Ready for another screed about how a television show has failed to satisfy me? You are? You are ready for some unexpected things!

I wanted to like Cupid ’09! I did. I loved Cupid ’98 and I loved Veronica Mars, so Rob Thomas + more exposure + more money had to add up to something good, right? No! Cupid ’09 is a stupid television show that is bad. Tonight I had to turn it off halfway through. I have identified three reasons for this, listed in order of increasing subtlety.

First, the writing is bad. Advertising bad. Not freecreditreport.com commercial bad, but easily eHarmony bad. I have no way of accounting for this. Rob Thomas has demonstrated repeatedly that he can write, and indeed manage a writing team well; has he concentrated so hard on that that he has forgotten how to read?

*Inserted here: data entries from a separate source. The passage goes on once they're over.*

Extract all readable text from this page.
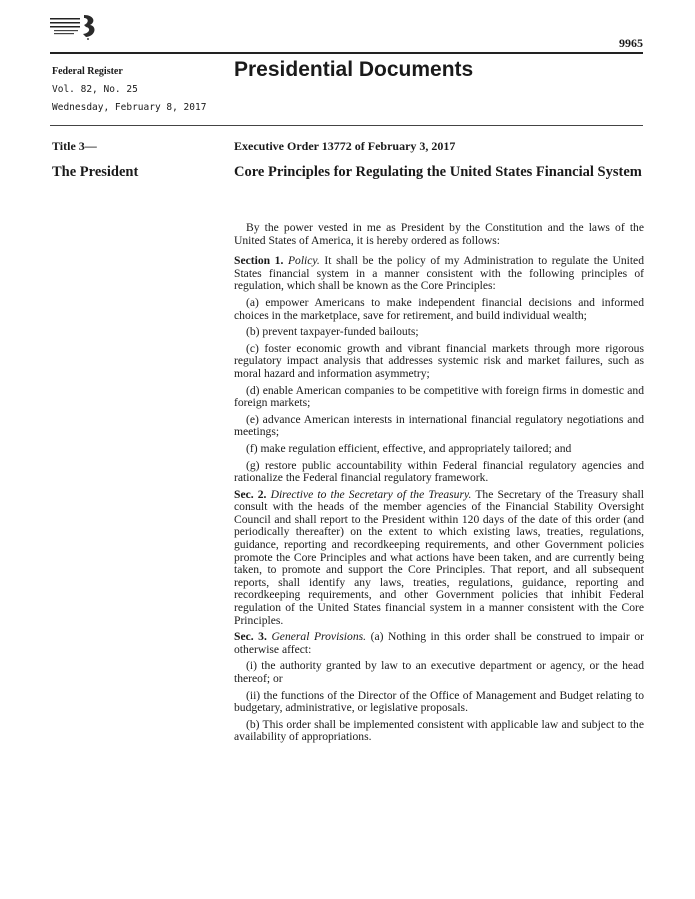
9965
Federal Register
Vol. 82, No. 25
Wednesday, February 8, 2017
Presidential Documents
Title 3—
The President
Executive Order 13772 of February 3, 2017
Core Principles for Regulating the United States Financial System

By the power vested in me as President by the Constitution and the laws of the United States of America, it is hereby ordered as follows:

Section 1. Policy. It shall be the policy of my Administration to regulate the United States financial system in a manner consistent with the following principles of regulation, which shall be known as the Core Principles:

(a) empower Americans to make independent financial decisions and informed choices in the marketplace, save for retirement, and build individual wealth;

(b) prevent taxpayer-funded bailouts;

(c) foster economic growth and vibrant financial markets through more rigorous regulatory impact analysis that addresses systemic risk and market failures, such as moral hazard and information asymmetry;

(d) enable American companies to be competitive with foreign firms in domestic and foreign markets;

(e) advance American interests in international financial regulatory negotiations and meetings;

(f) make regulation efficient, effective, and appropriately tailored; and

(g) restore public accountability within Federal financial regulatory agencies and rationalize the Federal financial regulatory framework.

Sec. 2. Directive to the Secretary of the Treasury. The Secretary of the Treasury shall consult with the heads of the member agencies of the Financial Stability Oversight Council and shall report to the President within 120 days of the date of this order (and periodically thereafter) on the extent to which existing laws, treaties, regulations, guidance, reporting and recordkeeping requirements, and other Government policies promote the Core Principles and what actions have been taken, and are currently being taken, to promote and support the Core Principles. That report, and all subsequent reports, shall identify any laws, treaties, regulations, guidance, reporting and recordkeeping requirements, and other Government policies that inhibit Federal regulation of the United States financial system in a manner consistent with the Core Principles.

Sec. 3. General Provisions. (a) Nothing in this order shall be construed to impair or otherwise affect:

(i) the authority granted by law to an executive department or agency, or the head thereof; or

(ii) the functions of the Director of the Office of Management and Budget relating to budgetary, administrative, or legislative proposals.

(b) This order shall be implemented consistent with applicable law and subject to the availability of appropriations.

Second, the shooting style is weird and elliptic. They seem to have fewer ad breaks than a typical show, but they try to deal with that by throwing in B-roll with lots of lens flare. It ends up looking like a documentary with pretensions instead of a comic drama. (Speaking of which, it also seems to have no dramatic or comedic elements, but that goes back to #1.)

Third–and honestly, this is the killer–Bobby Cannavale isn’t Jeremy Piven. He’s a good actor, and Jeremy Piven isn’t the only guy who would be capable of taking on the role, but to make Cupid work, Trevor has to be kind of a jackass. Cannavale’s Trevor is ripped, deep-voiced, gentle, well-dressed, polite and full of faith in human nature. Piven’s was horny, cynical, scruffy and smirking. Piven was playing Han Solo, writ short; Cannavale seems to think he’s in Touched by an Angel.

Fourth, it is impossible to stop hating Cannavale’s fauxhawk, which appears in 80% of the shots. He had a fauxhawk while in the mental hospital. No. No.

Point three there is indicative of a larger issue, which is that the cast has no chemistry. They’re all about as lively as shellshocked deer. Sarah Paulsen’s lone facial expression already helped sink Studio 60, of course, but Jeffrey D. Sams’s seething bouncer roommate created just as many sparks as Paula Marshall’s Claire; Rick Gomez’s stand-in seems to deal with Trevor by simply turning to Valium.

Absent any conflict among the regulars, the show has to lean on its match-of-the-week for interest, and nobody cares about them. Nobody did before, either. We just liked seeing how they illuminated the tension between Claire and Trevor, but this time, there’s nothing there to see.